Tom Nairn:
Quote:Tolkien’s parade of racial exotica and forged languages meets this bill admirably, if superficially. Viewers find themselves propelled breathlessly across a universe of combative grotesques and scary goblins. These can be brought together only in an over-arching (and endless) War upon Absolute Evil. President Reagan had to make do with the ‘evil empire’ of Brezhnev’s bungling bureaucracy. By contrast, George W. Bush has been granted both ‘Terrorism’ and the return of Tolkien. [..]
[A] key feature of Tolkien-land is that ‘…it should be “high”, purged of the gross’ — in other words, non-sexual. Ethereal Princesses swan about in The Fellowship of the Ring, oozing pedestal-wisdom. But they are without sex-appeal. [..] Morality is all, and character development is superfluous.
In Peter Jackson’s movie it is replaced by mind-numbing, non-stop action, as one wave of ogres follows another into perdition. To please children-of-all-ages, stereotypes must be unchallengeable, and adulthood is ceaselessly stunned by special effects. One emerges from beguilement blinking, and feeling it’s a terribly long way to Mordor (the equivalent of the Battle of Berlin, where Hitler/bin Laden must meet his doom).
K.A. Dilday:
Quote:When I look at the Lord of the Rings as the fable its author, J.R.R. Tolkien, intended it to be, I see a world clearly divided into races and regions of leader and followers, I see Calvinist pre-determinism and I see the vindication and veneration of empire unfolding in frame after frame. [..]

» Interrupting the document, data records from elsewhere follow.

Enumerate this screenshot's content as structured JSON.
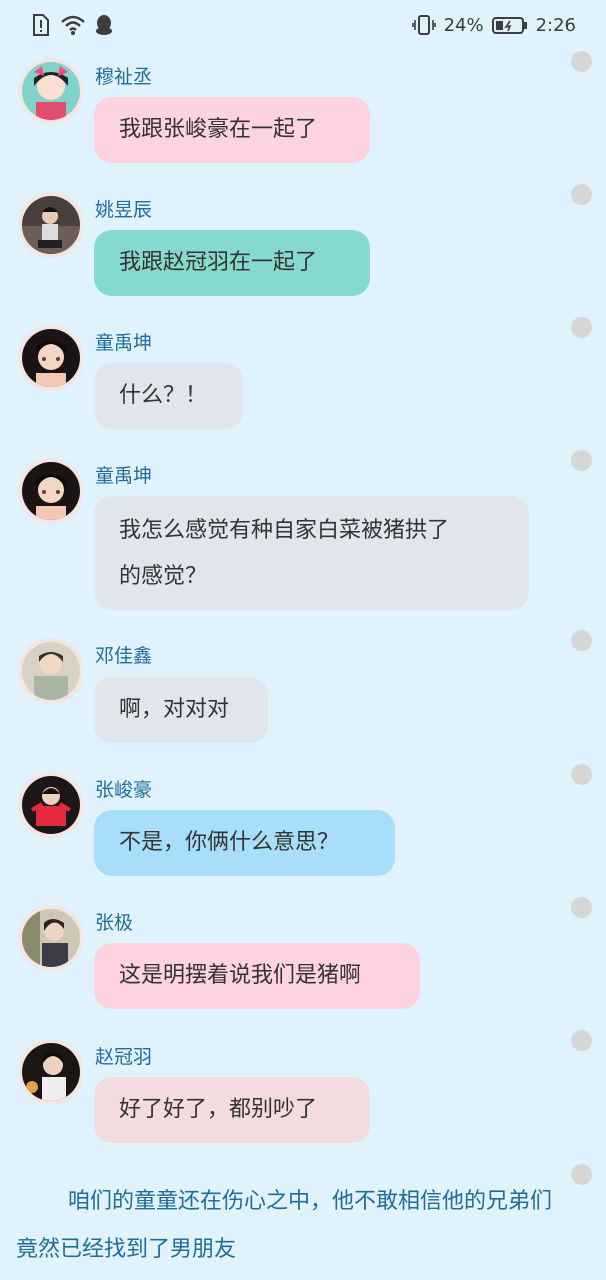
{
  "status_bar": {
    "battery_percent": "24%",
    "time": "2:26"
  },
  "colors": {
    "background": "#e0f2fb",
    "name_text": "#1f6d99",
    "bubble_pink": "#fdd3df",
    "bubble_teal": "#86d9cd",
    "bubble_gray": "#e0e5ee",
    "bubble_blue": "#a8def9",
    "bubble_rose": "#f3dcdf"
  },
  "messages": [
    {
      "name": "穆祉丞",
      "text": "我跟张峻豪在一起了"
    },
    {
      "name": "姚昱辰",
      "text": "我跟赵冠羽在一起了"
    },
    {
      "name": "童禹坤",
      "text": "什么？！"
    },
    {
      "name": "童禹坤",
      "text_line1": "我怎么感觉有种自家白菜被猪拱了",
      "text_line2": "的感觉？"
    },
    {
      "name": "邓佳鑫",
      "text": "啊，对对对"
    },
    {
      "name": "张峻豪",
      "text": "不是，你俩什么意思？"
    },
    {
      "name": "张极",
      "text": "这是明摆着说我们是猪啊"
    },
    {
      "name": "赵冠羽",
      "text": "好了好了，都别吵了"
    }
  ],
  "narration": "咱们的童童还在伤心之中，他不敢相信他的兄弟们竟然已经找到了男朋友"
}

Tolkien’s physical descriptions are spare and therefore liberating for a director, yet Peter Jackson has cast the film according to codes of East vs West and black vs white. The evil creatures have darker skin and flat broad features, some wear turbans, others ride atop elephants in flat gazebos reminiscent of those that carried Indian maharajas. [..]
[The] conflict in the human heart, is barely audible in Lord of the Rings, either in film or on paper. Character development is sparse and the only conflict seems to be with one’s destiny. [O]f the enemy’s struggles or motives we know nothing save that Sauron wants dominion over all. Do the Orcs follow him for love of the same? Money seems to figure little in Middle Earth. We hear only of power, of bending people to their will. The Orcs seem to be motivated primarily by a desire to eat their enemy. For all we know the realm of Mordor is barren, driving them out to seek food and fertile land. Tolkien and Jackson give us little to interpret.
Both these articles are on openDemocracy.net. Mind you, despite the clever soundbites above, neither is very good. So thank me for kindling the ingenious bits for you. There is also a third article, in response to Dilday, which passionately defends the movies,
by Douglas Murray. I haven't read that one.
The
real attraction here, however, is the
Forum thread with 12 comments on these articles, almost all by first-time posters, and often admirably elaborate, articulate and humorous. Nairn and Dilday are put in their place with a clever turn of phrase, an original thought and a smile, without any of the holy indignation that defines many of the LOTR-defenders.